The executives had strongly denied the allegations and investigators could not verify them. Renault's focus then shifted to a possible scam.

Preliminary charges of "organized fraud" were filed in March against Dominique Gevrey, once employed by the Defense Ministry intelligence service and one of the executives whose removal was announced Monday.

Renault sent a deep apology to the wrongly accused employees last month.

Investigators in the French intelligence service found a series of clues the prosecutor contends pointed to Gevrey — the only person in contact with an alleged source who furnished bank information implicating the three executives. That information turned out to be false.

Banking information Gevrey furnished in the 2009 firing of an executive in an unrelated case also was false.

Renault had launched an internal investigation into allegations the three executives had "deliberately and consciously threatened" company assets, after receiving an anonymous letter more than four months earlier denouncing the men. The allegations centered on Renault's electric car program, in which Renault and partner Nissan Motor Co. had invested $4 billion.

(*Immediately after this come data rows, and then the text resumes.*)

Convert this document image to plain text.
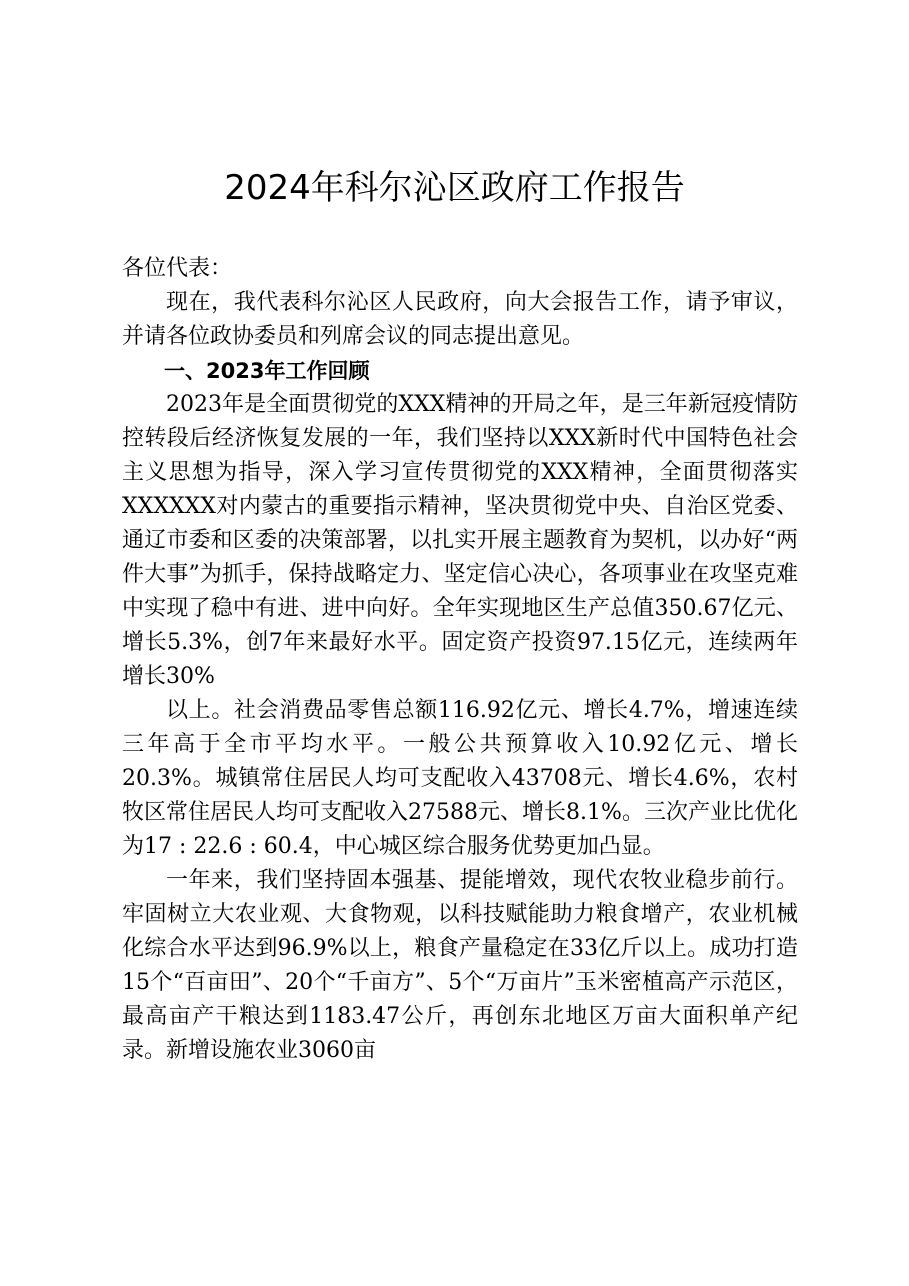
2024年科尔沁区政府工作报告

各位代表：

现在，我代表科尔沁区人民政府，向大会报告工作，请予审议，并请各位政协委员和列席会议的同志提出意见。

一、2023年工作回顾

2023年是全面贯彻党的XXX精神的开局之年，是三年新冠疫情防控转段后经济恢复发展的一年，我们坚持以XXX新时代中国特色社会主义思想为指导，深入学习宣传贯彻党的XXX精神，全面贯彻落实XXXXXX对内蒙古的重要指示精神，坚决贯彻党中央、自治区党委、通辽市委和区委的决策部署，以扎实开展主题教育为契机，以办好“两件大事”为抓手，保持战略定力、坚定信心决心，各项事业在攻坚克难中实现了稳中有进、进中向好。全年实现地区生产总值350.67亿元、增长5.3%，创7年来最好水平。固定资产投资97.15亿元，连续两年增长30%

以上。社会消费品零售总额116.92亿元、增长4.7%，增速连续三年高于全市平均水平。一般公共预算收入10.92亿元、增长20.3%。城镇常住居民人均可支配收入43708元、增长4.6%，农村牧区常住居民人均可支配收入27588元、增长8.1%。三次产业比优化为17 : 22.6 : 60.4，中心城区综合服务优势更加凸显。

一年来，我们坚持固本强基、提能增效，现代农牧业稳步前行。牢固树立大农业观、大食物观，以科技赋能助力粮食增产，农业机械化综合水平达到96.9%以上，粮食产量稳定在33亿斤以上。成功打造15个“百亩田”、20个“千亩方”、5个“万亩片”玉米密植高产示范区，最高亩产干粮达到1183.47公斤，再创东北地区万亩大面积单产纪录。新增设施农业3060亩
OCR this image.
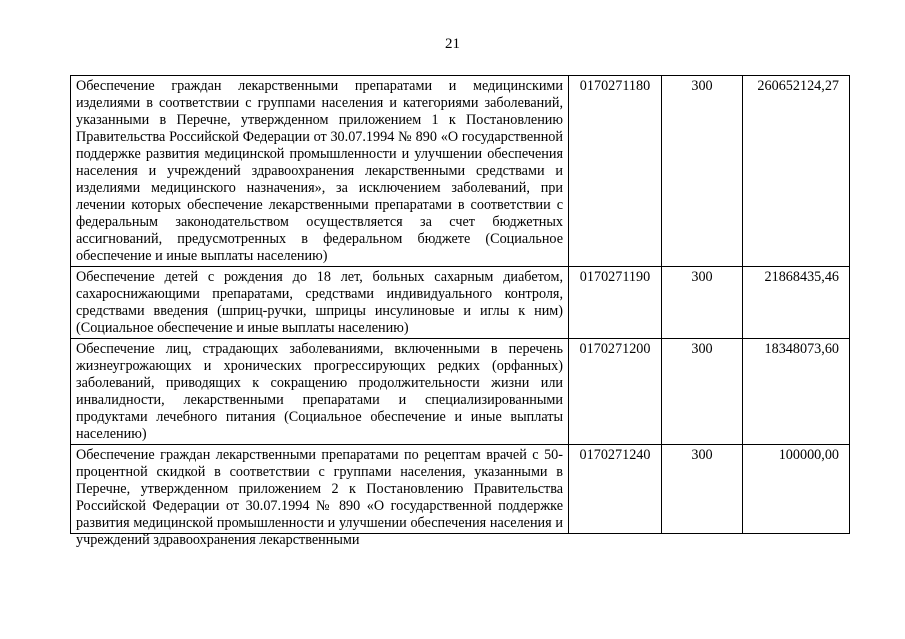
21
Обеспечение граждан лекарственными препаратами и медицинскими изделиями в соответствии с группами населения и категориями заболеваний, указанными в Перечне, утвержденном приложением 1 к Постановлению Правительства Российской Федерации от 30.07.1994 № 890 «О государственной поддержке развития медицинской промышленности и улучшении обеспечения населения и учреждений здравоохранения лекарственными средствами и изделиями медицинского назначения», за исключением заболеваний, при лечении которых обеспечение лекарственными препаратами в соответствии с федеральным законодательством осуществляется за счет бюджетных ассигнований, предусмотренных в федеральном бюджете (Социальное обеспечение и иные выплаты населению)	0170271180	300	260652124,27
Обеспечение детей с рождения до 18 лет, больных сахарным диабетом, сахароснижающими препаратами, средствами индивидуального контроля, средствами введения (шприц-ручки, шприцы инсулиновые и иглы к ним) (Социальное обеспечение и иные выплаты населению)	0170271190	300	21868435,46
Обеспечение лиц, страдающих заболеваниями, включенными в перечень жизнеугрожающих и хронических прогрессирующих редких (орфанных) заболеваний, приводящих к сокращению продолжительности жизни или инвалидности, лекарственными препаратами и специализированными продуктами лечебного питания (Социальное обеспечение и иные выплаты населению)	0170271200	300	18348073,60

Обеспечение граждан лекарственными препаратами по рецептам врачей с 50-процентной скидкой в соответствии с группами населения, указанными в Перечне, утвержденном приложением 2 к Постановлению Правительства Российской Федерации от 30.07.1994 № 890 «О государственной поддержке развития медицинской промышленности и улучшении обеспечения населения и учреждений здравоохранения лекарственными	0170271240	300	100000,00
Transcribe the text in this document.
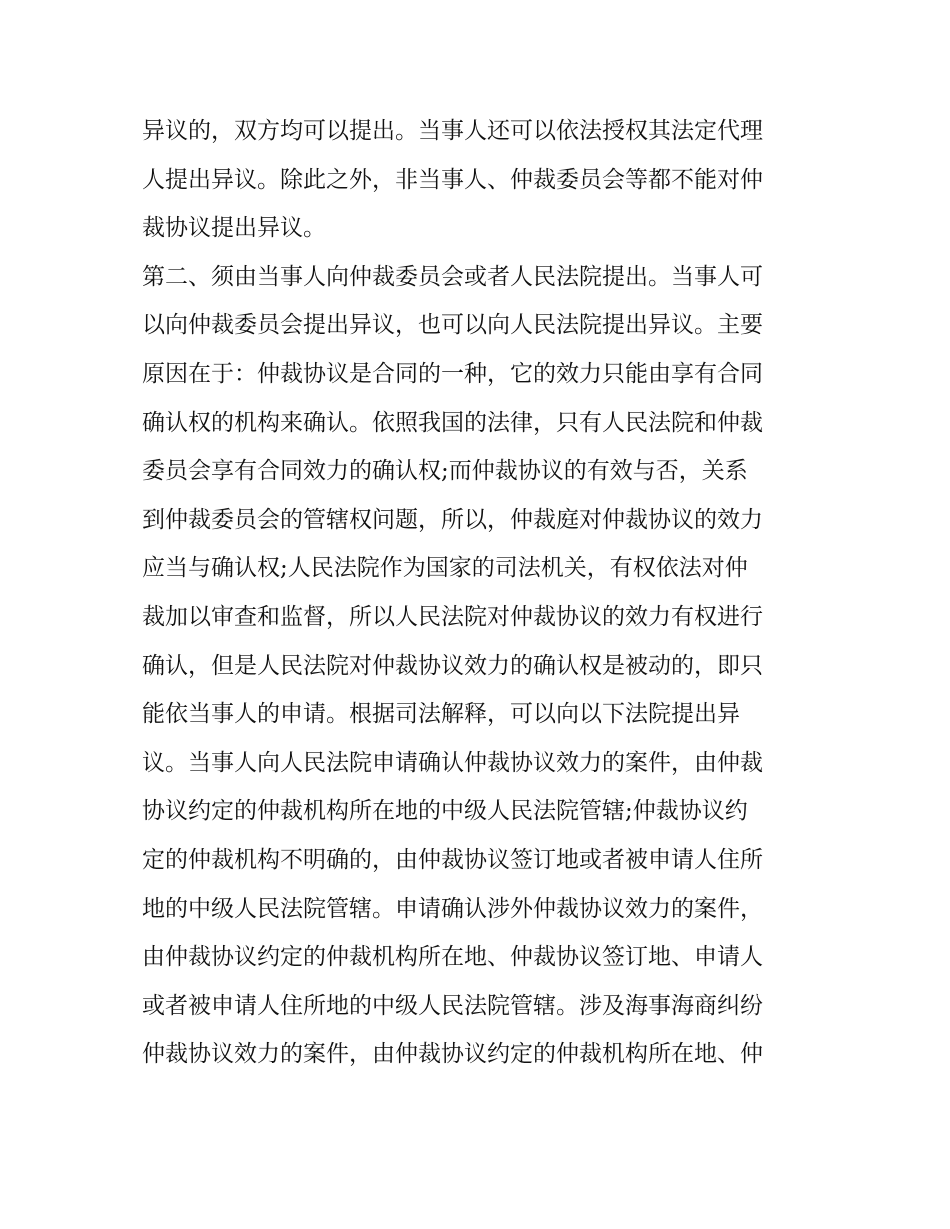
异议的，双方均可以提出。当事人还可以依法授权其法定代理
人提出异议。除此之外，非当事人、仲裁委员会等都不能对仲
裁协议提出异议。
第二、须由当事人向仲裁委员会或者人民法院提出。当事人可
以向仲裁委员会提出异议，也可以向人民法院提出异议。主要
原因在于：仲裁协议是合同的一种，它的效力只能由享有合同
确认权的机构来确认。依照我国的法律，只有人民法院和仲裁
委员会享有合同效力的确认权;而仲裁协议的有效与否，关系
到仲裁委员会的管辖权问题，所以，仲裁庭对仲裁协议的效力
应当与确认权;人民法院作为国家的司法机关，有权依法对仲
裁加以审查和监督，所以人民法院对仲裁协议的效力有权进行
确认，但是人民法院对仲裁协议效力的确认权是被动的，即只
能依当事人的申请。根据司法解释，可以向以下法院提出异
议。当事人向人民法院申请确认仲裁协议效力的案件，由仲裁
协议约定的仲裁机构所在地的中级人民法院管辖;仲裁协议约
定的仲裁机构不明确的，由仲裁协议签订地或者被申请人住所
地的中级人民法院管辖。申请确认涉外仲裁协议效力的案件，
由仲裁协议约定的仲裁机构所在地、仲裁协议签订地、申请人
或者被申请人住所地的中级人民法院管辖。涉及海事海商纠纷
仲裁协议效力的案件，由仲裁协议约定的仲裁机构所在地、仲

The scandal, which Renault made public in January, led French Industry Minister Eric Besson to openly talk of "economic warfare" being waged on one of France's leading industrial giants.

Renault filed a criminal complaint on Jan. 13 "against persons unknown" — for acts constituting organized industrial espionage, corruption, breach of trust, theft and concealment — after the carmaker said it had discovered "serious misconduct detrimental to the company" and in particular to its "strategic, technological and intellectual assets."